The Court does not find merit in any of the challenges to the variation or compensatory time orders made by the learned Federal Magistrate.
conclusion
Whilst, for the reasons the Court has articulated, the contravention findings will be set aside, neither the variation or compensatory time orders will be disturbed.
Neither party seeks to have the proceedings remitted for re-hearing, they being, as Counsel for the respondent sensibly submitted, of no possible practical utility.
costs
The issue of costs is not simple or straightforward. Both parties seek a costs certificate in the event of the appeal being successful. The Court has reservations about the appropriateness of doing so in this case, but in any event, a pre-requisite to the granting of costs certificates is the Court’s conclusion that no order for costs inter-partes is justified in the circumstances.
The Court has not heard submissions in relation to that issue, and cannot deny the parties the opportunity to make such submissions. Given that each party was partially successful in the appeal, and partially unsuccessful, it is difficult to suggest how the Court would conclude that an order for costs was justified in the circumstances.
Given that such success as the appellant enjoyed resulted from issues which were not agitated before the learned Federal Magistrate in the way it was before this Court, reliance upon that success would be problematic.

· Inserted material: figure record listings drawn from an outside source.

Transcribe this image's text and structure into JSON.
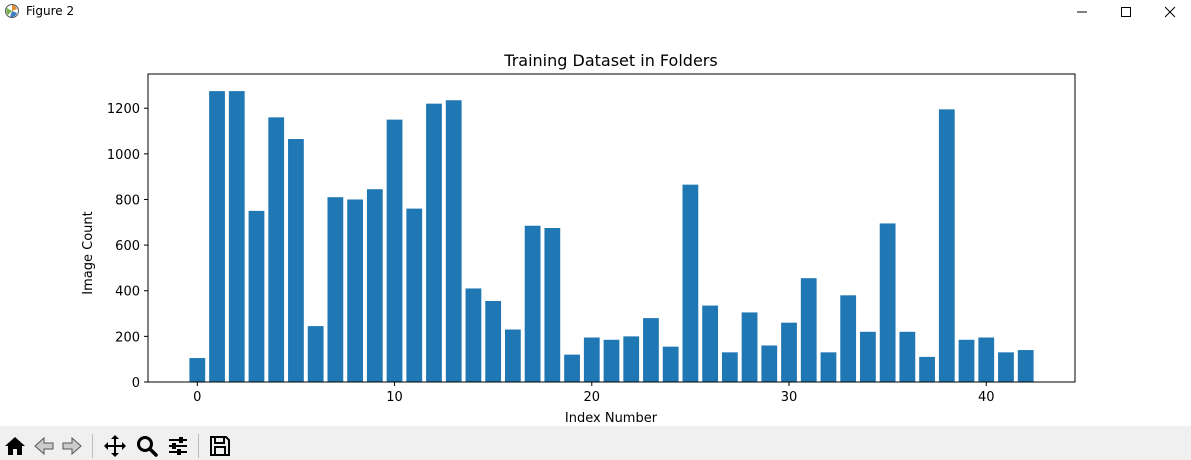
{
  "window": {
    "title": "Figure 2",
    "icon": "matplotlib-figure-icon",
    "controls": [
      "minimize-icon",
      "maximize-icon",
      "close-icon"
    ]
  },
  "toolbar": {
    "buttons": [
      "home-icon",
      "back-icon",
      "forward-icon",
      "pan-icon",
      "zoom-icon",
      "configure-subplots-icon",
      "save-icon"
    ]
  },
  "colors": {
    "bar": "#1f77b4",
    "axes": "#000000",
    "toolbar_bg": "#f0f0f0"
  },
  "chart_data": {
    "type": "bar",
    "title": "Training Dataset in Folders",
    "xlabel": "Index Number",
    "ylabel": "Image Count",
    "xlim": [
      -2.5,
      44.5
    ],
    "ylim": [
      0,
      1350
    ],
    "xticks": [
      0,
      10,
      20,
      30,
      40
    ],
    "yticks": [
      0,
      200,
      400,
      600,
      800,
      1000,
      1200
    ],
    "grid": false,
    "x": [
      0,
      1,
      2,
      3,
      4,
      5,
      6,
      7,
      8,
      9,
      10,
      11,
      12,
      13,
      14,
      15,
      16,
      17,
      18,
      19,
      20,
      21,
      22,
      23,
      24,
      25,
      26,
      27,
      28,
      29,
      30,
      31,
      32,
      33,
      34,
      35,
      36,
      37,
      38,
      39,
      40,
      41,
      42
    ],
    "values": [
      105,
      1275,
      1275,
      750,
      1160,
      1065,
      245,
      810,
      800,
      845,
      1150,
      760,
      1220,
      1235,
      410,
      355,
      230,
      685,
      675,
      120,
      195,
      185,
      200,
      280,
      155,
      865,
      335,
      130,
      305,
      160,
      260,
      455,
      130,
      380,
      220,
      695,
      220,
      110,
      1195,
      185,
      195,
      130,
      140
    ]
  }
}
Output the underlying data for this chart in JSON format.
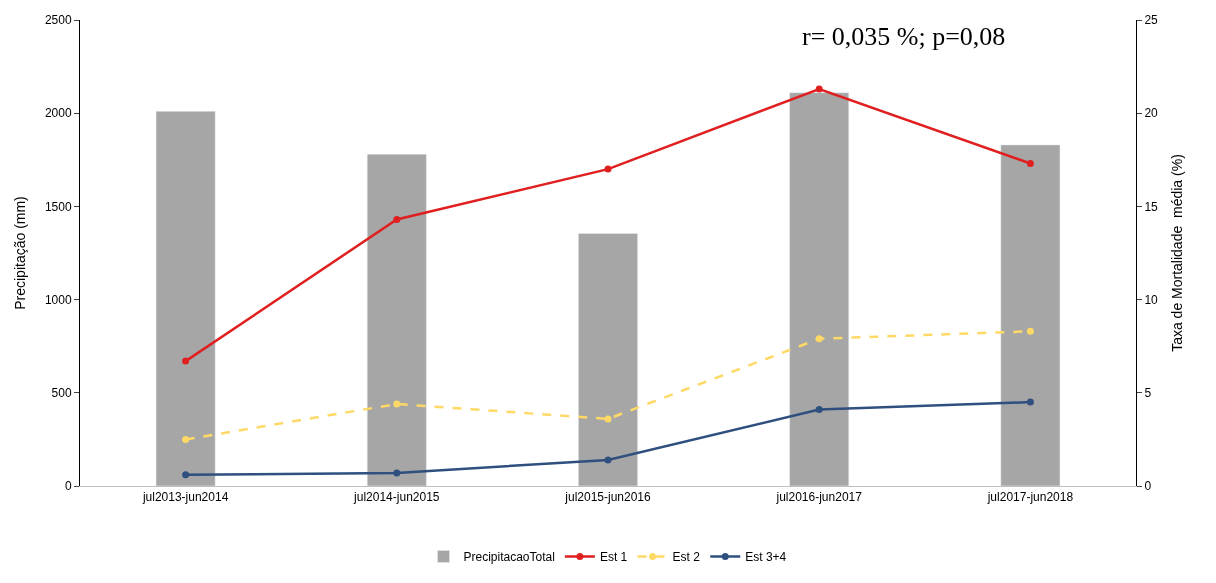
{
  "chart_data": {
    "type": "bar",
    "ylabel": "Precipitação (mm)",
    "y2label": "Taxa de Mortalidade  média (%)",
    "categories": [
      "jul2013-jun2014",
      "jul2014-jun2015",
      "jul2015-jun2016",
      "jul2016-jun2017",
      "jul2017-jun2018"
    ],
    "series": [
      {
        "name": "PrecipitacaoTotal",
        "color": "#a6a6a6",
        "values": [
          2010,
          1780,
          1355,
          2110,
          1830
        ]
      },
      {
        "name": "Est 1",
        "type": "line",
        "axis": "y2",
        "color": "#e02020",
        "marker": "circle",
        "line_style": "solid",
        "values": [
          6.7,
          14.3,
          17.0,
          21.3,
          17.3
        ]
      },
      {
        "name": "Est 2",
        "type": "line",
        "axis": "y2",
        "color": "#ffd966",
        "marker": "circle",
        "line_style": "dashed",
        "values": [
          2.5,
          4.4,
          3.6,
          7.9,
          8.3
        ]
      },
      {
        "name": "Est 3+4",
        "type": "line",
        "axis": "y2",
        "color": "#2f4f7f",
        "marker": "circle",
        "line_style": "solid",
        "values": [
          0.6,
          0.7,
          1.4,
          4.1,
          4.5
        ]
      }
    ],
    "ylim": [
      0,
      2500
    ],
    "yticks": [
      0,
      500,
      1000,
      1500,
      2000,
      2500
    ],
    "y2lim": [
      0,
      25
    ],
    "y2ticks": [
      0,
      5,
      10,
      15,
      20,
      25
    ],
    "annotations": [
      "r= 0,035 %; p=0,08"
    ],
    "legend": "bottom"
  }
}
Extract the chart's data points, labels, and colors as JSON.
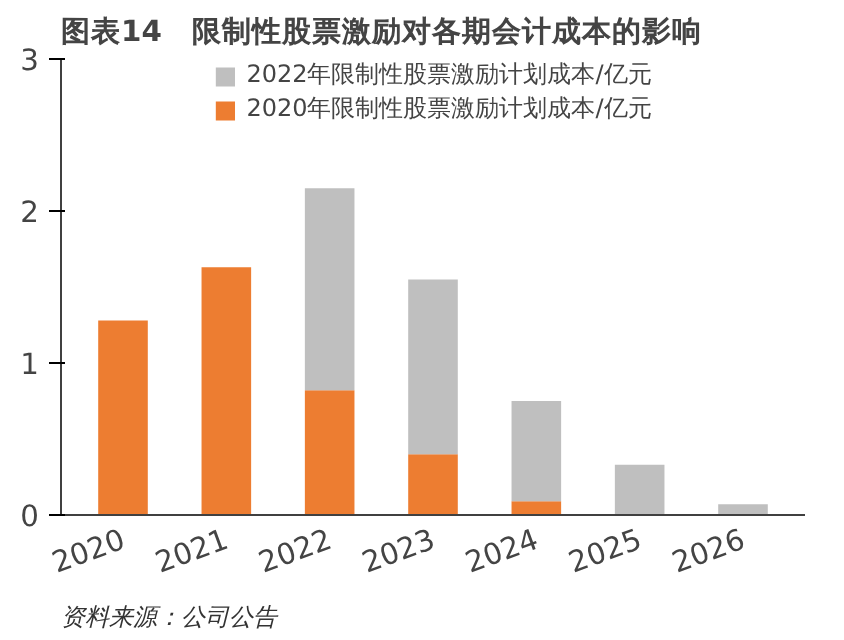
{
  "chart_data": {
    "type": "bar",
    "title": "图表14　限制性股票激励对各期会计成本的影响",
    "categories": [
      "2020",
      "2021",
      "2022",
      "2023",
      "2024",
      "2025",
      "2026"
    ],
    "stacked": true,
    "series": [
      {
        "name": "2020年限制性股票激励计划成本/亿元",
        "color": "#ed7d31",
        "values": [
          1.28,
          1.63,
          0.82,
          0.4,
          0.09,
          0,
          0
        ]
      },
      {
        "name": "2022年限制性股票激励计划成本/亿元",
        "color": "#bfbfbf",
        "values": [
          0,
          0,
          1.33,
          1.15,
          0.66,
          0.33,
          0.07
        ]
      }
    ],
    "ylim": [
      0,
      3
    ],
    "yticks": [
      0,
      1,
      2,
      3
    ],
    "grid": false,
    "legend": "top",
    "annotations": [
      "资料来源：公司公告"
    ]
  }
}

The parties are apparently embroiled in litigation at first instance with respect to substantive parenting issues. Whilst the Court cannot in effect wipe its hands of costs questions, it would be far better if the parties simply moved without further ado from this unfortunate chapter in their litigation saga to matters of greater substance.
The Court’s orders will however provide the opportunity for costs submissions to be made.
I certify that the preceding one hundred and three (103) paragraphs are a true copy of the reasons for judgment of the Honourable Justice Coleman delivered on 14 December 2012.